Adults need to admit some accountability in Gen Z’s artistic consumption. I mean, it’s not like they’re making the movies. Films are still largely dominated made by 65-year-old white dudes—perhaps that’s why Gen Z’s more likely to identify with social media, because they see people their age, representing them, almost in real time, as opposed to the artifice of a production that presents the aesthetic of youth, as opposed to the truth. As we were left alone with James Spader as our parents lived their lives, this generation finds its independence in their phones with Kai Cenat, Hasan Piker, and Adin Ross. It is the only place—in a world of helicopter parents and infinite social competition—where they have autonomy. Within that independent space, they choose Mr. Beast over whatever’s pandering at the local cineplex.
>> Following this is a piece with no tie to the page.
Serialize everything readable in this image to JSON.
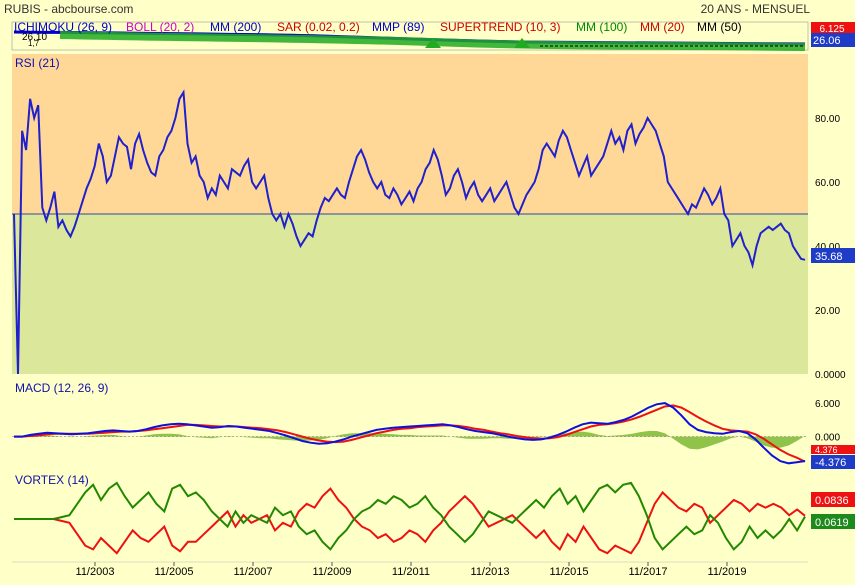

Do I think that today’s kids need to be locked in a hotel room with The Graffiti Bridge and Requiem for a Dream so that they can develop critical thinking skills? Yes, yes, I do. Because immersing a generation in hollow, unchallenging, milquetoast productions meant to occupy time between TikTok videos of self-curated narratives from their peers is leading to a population incapable growing up because no one, and nothing, is asking them to. But goddamn, they could use some exposure to art that asks them to ask questions, to consider their world in context, and to wonder if they’ll ever need to blow someone for coke.
Aliens, Predator, Platoon, and a babysitter let us watch Fatal Attraction when I was 8.
The Gen Z kids have discovered our old films through edits on TikTok, though. For example, edits of Secretary have led to the revelation of James Spader’s hotness.